Pour l'occasion, une petite délégation avait même formé une haie d'honneur devant les grilles du conseil général et ressorti les pancartes brandies au même endroit lors de la dernière réunion de la commission départementale de coopération intercommunale, afin de dénoncer, via une distribution de tracts, une décision « scandaleuse ».

Une décision que Benoît Huré a justifiée, dans son discours d'introduction, par la nécessité de favoriser la péréquation envers les territoires dont le déclin risque de s'accentuer.

Débat tronqué

« Comment pourrais-je justifier, à l'heure où les ressources publiques sont en recul, que la solidarité à l'égard de ces territoires en difficulté ne puisse pas jouer au maximum en leur faveur ? », a fait valoir le président du conseil général, en rappelant que des villes comme Revin, Givet, Fumay, Bogny-sur-Meuse et Vouziers faisaient partie de ces territoires. Des villes qu'il n'a bien entendu pas citées au hasard puisque toutes font parties de cantons tenus par la gauche.

« S'il y a des gens qui ne savent pas lire un rapport, c'est bien dommage », a ironisé de son côté Pierre Cordier (divers droite, Nouzonville). « Mais il serait un peu facile de nous faire porter le chapeau en disant que si des villes comme Charleville-Mézières et Sedan ont des difficultés, c'est de la faute du conseil général. Il faut avoir un peu d'honnêteté intellectuelle. Trop c'est trop ».

On attendait sa position sur ce sujet : Christophe Léonard (PS, Charleville centre) a dénoncé un débat « tronqué » et « l'absence d'information claire et transparente sur les conséquences des critères proposés le 23 novembre » mais aussi une transmission des éléments aux élus dans des délais en infraction avec le Code général des collectivités territoriales, raisons pour lesquelles le tribunal administratif a été saisi. Tout comme il l'a été également par la ville de Sedan, comme l'a indiqué Christian Apotheloz (PS, Sedan-Est).

« On est passé à travers »

« En retenant des critères de population, on revient aux fondamentaux historiques puisqu'à l'origine, ce fonds était réservé aux communes de moins de 2 000 habitants », a rappelé pour sa part Claude Wallendorff (divers droite, Givet), qui connaît particulièrement bien le sujet pour avoir saisi à quatre reprises le tribunal administratif après s'être estimé lésé par la répartition de ce fonds.

« En 1997, suite à l'augmentation du fonds, consécutive à la mise en service de la centrale de Chooz (à laquelle le maire socialiste de Revin, Gérard Istace, s'était pourtant farouchement opposé), il a été décidé de l'ouvrir à toutes les communes. Mais inscrire cette recette à son budget sans en avoir la certitude, c'est une grossière erreur, ce n'est pas de la bonne gestion. D'autant qu'il n'est pas sûr que ce fonds soit maintenu ».

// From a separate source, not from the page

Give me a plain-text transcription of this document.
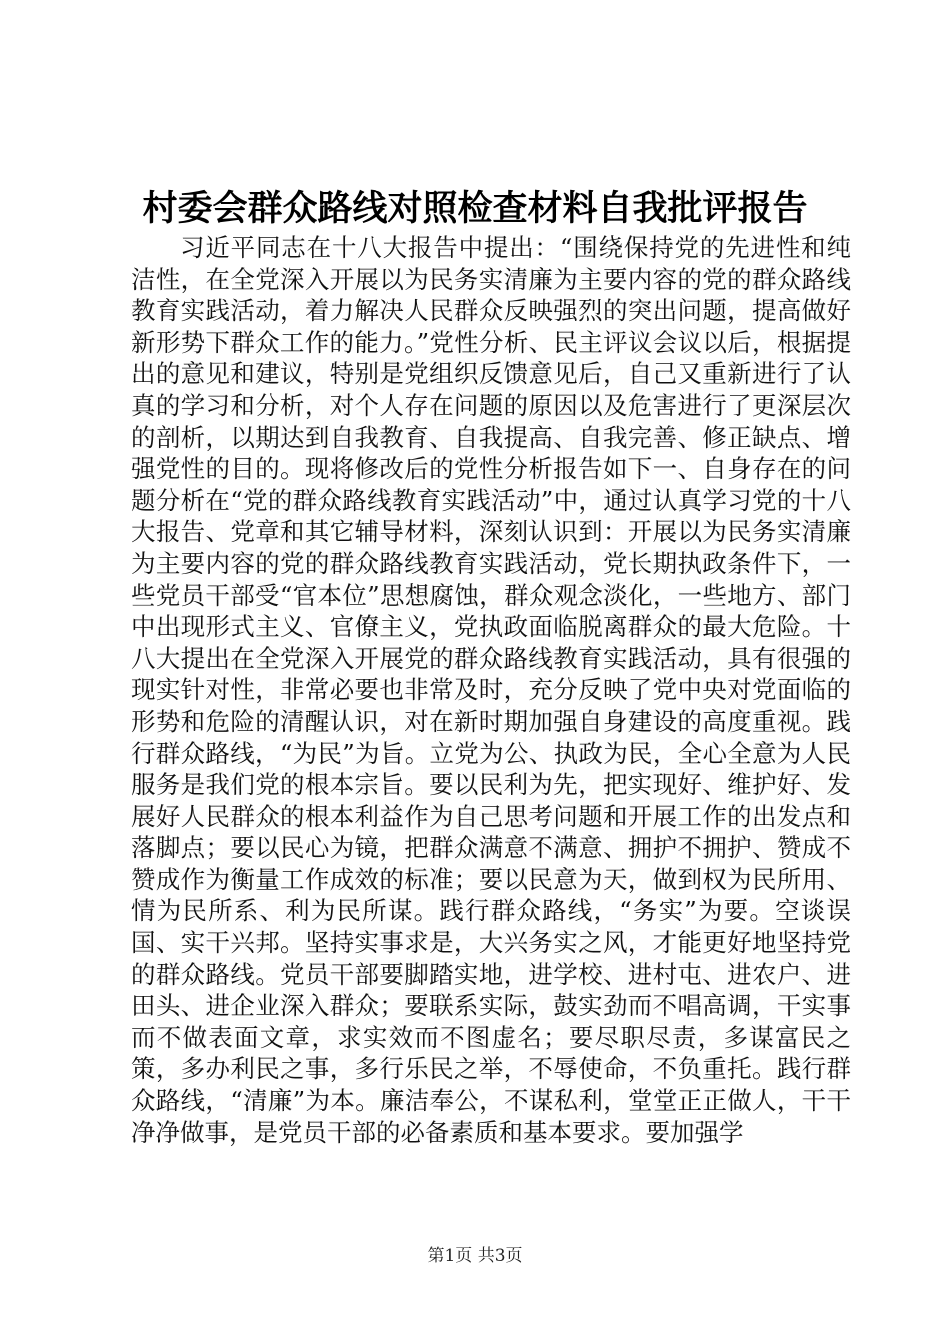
村委会群众路线对照检查材料自我批评报告

习近平同志在十八大报告中提出：“围绕保持党的先进性和纯洁性，在全党深入开展以为民务实清廉为主要内容的党的群众路线教育实践活动，着力解决人民群众反映强烈的突出问题，提高做好新形势下群众工作的能力。”党性分析、民主评议会议以后，根据提出的意见和建议，特别是党组织反馈意见后，自己又重新进行了认真的学习和分析，对个人存在问题的原因以及危害进行了更深层次的剖析，以期达到自我教育、自我提高、自我完善、修正缺点、增强党性的目的。现将修改后的党性分析报告如下一、自身存在的问题分析在“党的群众路线教育实践活动”中，通过认真学习党的十八大报告、党章和其它辅导材料，深刻认识到：开展以为民务实清廉为主要内容的党的群众路线教育实践活动，党长期执政条件下，一些党员干部受“官本位”思想腐蚀，群众观念淡化，一些地方、部门中出现形式主义、官僚主义，党执政面临脱离群众的最大危险。十八大提出在全党深入开展党的群众路线教育实践活动，具有很强的现实针对性，非常必要也非常及时，充分反映了党中央对党面临的形势和危险的清醒认识，对在新时期加强自身建设的高度重视。践行群众路线，“为民”为旨。立党为公、执政为民，全心全意为人民服务是我们党的根本宗旨。要以民利为先，把实现好、维护好、发展好人民群众的根本利益作为自己思考问题和开展工作的出发点和落脚点；要以民心为镜，把群众满意不满意、拥护不拥护、赞成不赞成作为衡量工作成效的标准；要以民意为天，做到权为民所用、情为民所系、利为民所谋。践行群众路线，“务实”为要。空谈误国、实干兴邦。坚持实事求是，大兴务实之风，才能更好地坚持党的群众路线。党员干部要脚踏实地，进学校、进村屯、进农户、进田头、进企业深入群众；要联系实际，鼓实劲而不唱高调，干实事而不做表面文章，求实效而不图虚名；要尽职尽责，多谋富民之策，多办利民之事，多行乐民之举，不辱使命，不负重托。践行群众路线，“清廉”为本。廉洁奉公，不谋私利，堂堂正正做人，干干净净做事，是党员干部的必备素质和基本要求。要加强学

第1页 共3页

« Faites le tour de France : il n'y a aucune ville qui a accès au fonds départemental de péréquation de la taxe professionnelle », a renchéri Benoît Huré. « Il y a des départements où seules les communes de moins de 500 habitants en bénéficient. D'autres, comme la Corrèze, où il est réservé aux communes de moins de 1 000 habitants. L'ouverture de ce fonds aux villes, c'est moi qui l'ai proposé en son temps. Ne me faites pas croire que vous ne saviez pas que les deux principales villes du département en étaient exclues ». Richard Wiblet (PS, Mouzon) ne le savait visiblement pas. Dans un bel et rare élan de sincérité, il a en effet avoué : « On est passé à travers. Moi, je le reconnais ».

(*) Nous reviendrons sur ce projet de budget dans une prochaine édition.